Home to November

Our plane touched down (I nearly wrote “splashed down”), and a film of water slid off the wings, splattered on the windows, and puddled on the runway. I loved it – loved also the pouring rain in Seattle, and gray dark sky and fog through trees (still wearing their rainslicker yellow) on the peninsula. Back on the bluff we found a beautiful evening with calm moist air.

The next morning I was perfectly happy with fog, then delighted by a sparkling day – summer-blue sea and sunshine filling my room. It was so good to see home and feel at home – such different environs from a city or a desert.

One day in Boston I noticed an ordinary black ant on the steps leading up from the subway to Kendall Square, and watched as it tumbled over the edge of the next step. It looked halfway up or down with no place to go – so out of context away from nest and kin. Or maybe not, it’s suited to its particular life. Same with the tarantulas, three-inch fur-clad wonders in the desert mincing their way across paved parking lots or stony trails (impressive but not poisonous in Joshua Tree).

Here, the local fauna greeted me. Driving home from the wee scholars, a large rabbit, white tail bobbing, hopped from a sunny patch to camouflaging shade, and stopped to nibble a leaf, looking at home on the south forty. Also our resident deer – they couldn’t imagine the places we’ve seen – no salal tips, no rose hips. And Frances, so pleased with her lot and fairly indifferent to our return (our beloved house sitter having lavished her with “doting craziness”).

But most of all the weather amazed me anew – such a polyglot of weather language, all jabbering this week! The Washington weather guru, Cliff Mass, warns us now about the winter “weather systems” which will pass through – and they begin.

By the end of the week, during which we had the wettest November 1 and the warmest November 3 ever, after rain, wind, rain again, we enjoyed a Sunday of weather to welcome us home.
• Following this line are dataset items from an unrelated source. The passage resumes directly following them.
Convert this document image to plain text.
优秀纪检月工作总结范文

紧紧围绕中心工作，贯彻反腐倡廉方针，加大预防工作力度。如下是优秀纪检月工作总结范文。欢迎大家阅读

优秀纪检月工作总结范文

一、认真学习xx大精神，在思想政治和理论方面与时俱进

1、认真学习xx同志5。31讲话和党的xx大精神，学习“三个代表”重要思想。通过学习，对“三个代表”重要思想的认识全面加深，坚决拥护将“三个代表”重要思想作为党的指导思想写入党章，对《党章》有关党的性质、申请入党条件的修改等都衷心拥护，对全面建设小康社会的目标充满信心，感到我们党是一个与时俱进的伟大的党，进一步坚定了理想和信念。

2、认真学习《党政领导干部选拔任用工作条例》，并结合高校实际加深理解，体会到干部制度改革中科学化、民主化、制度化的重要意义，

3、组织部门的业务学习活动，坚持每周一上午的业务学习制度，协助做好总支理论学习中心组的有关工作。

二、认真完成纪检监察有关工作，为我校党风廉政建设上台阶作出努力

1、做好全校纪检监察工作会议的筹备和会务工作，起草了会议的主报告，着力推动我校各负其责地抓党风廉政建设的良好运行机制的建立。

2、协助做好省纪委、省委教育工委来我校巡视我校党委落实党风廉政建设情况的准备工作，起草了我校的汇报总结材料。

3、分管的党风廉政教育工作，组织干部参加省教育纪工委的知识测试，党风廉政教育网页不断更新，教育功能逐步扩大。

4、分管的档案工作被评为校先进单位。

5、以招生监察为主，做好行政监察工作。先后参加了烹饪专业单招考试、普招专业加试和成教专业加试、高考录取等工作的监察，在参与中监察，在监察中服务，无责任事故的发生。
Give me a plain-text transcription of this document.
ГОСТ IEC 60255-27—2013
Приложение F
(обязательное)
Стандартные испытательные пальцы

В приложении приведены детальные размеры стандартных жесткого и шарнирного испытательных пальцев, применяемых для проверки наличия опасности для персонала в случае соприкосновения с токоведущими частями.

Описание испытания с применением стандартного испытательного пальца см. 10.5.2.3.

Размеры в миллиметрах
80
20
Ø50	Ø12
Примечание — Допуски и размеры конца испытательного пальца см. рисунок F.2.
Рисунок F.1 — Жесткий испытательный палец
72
We woke to rain and wind but by mid-morning I sat in the nook in pure sunshine to stitch the pillows (fall changeover).

Frances sat outdoors under the nearly bare cherry tree in a patch of sun. The garden looks a little sad and a little wondrous – still a few brave flowers and so many textures of green – like ferns – what a marvel, a fern – or a fir tree!

By 4 p.m. rain poured down again, and just after five – hood-over-the-head dark as a friend once said – winter dark.

2 thoughts on “Home to November

  1. What a nice description of the Pacific Northwest winter weather. I love that phrase ‘hood-over-head dark” because it so speaks to the kind of winter dark we feel in Portland, but not in Anchorage.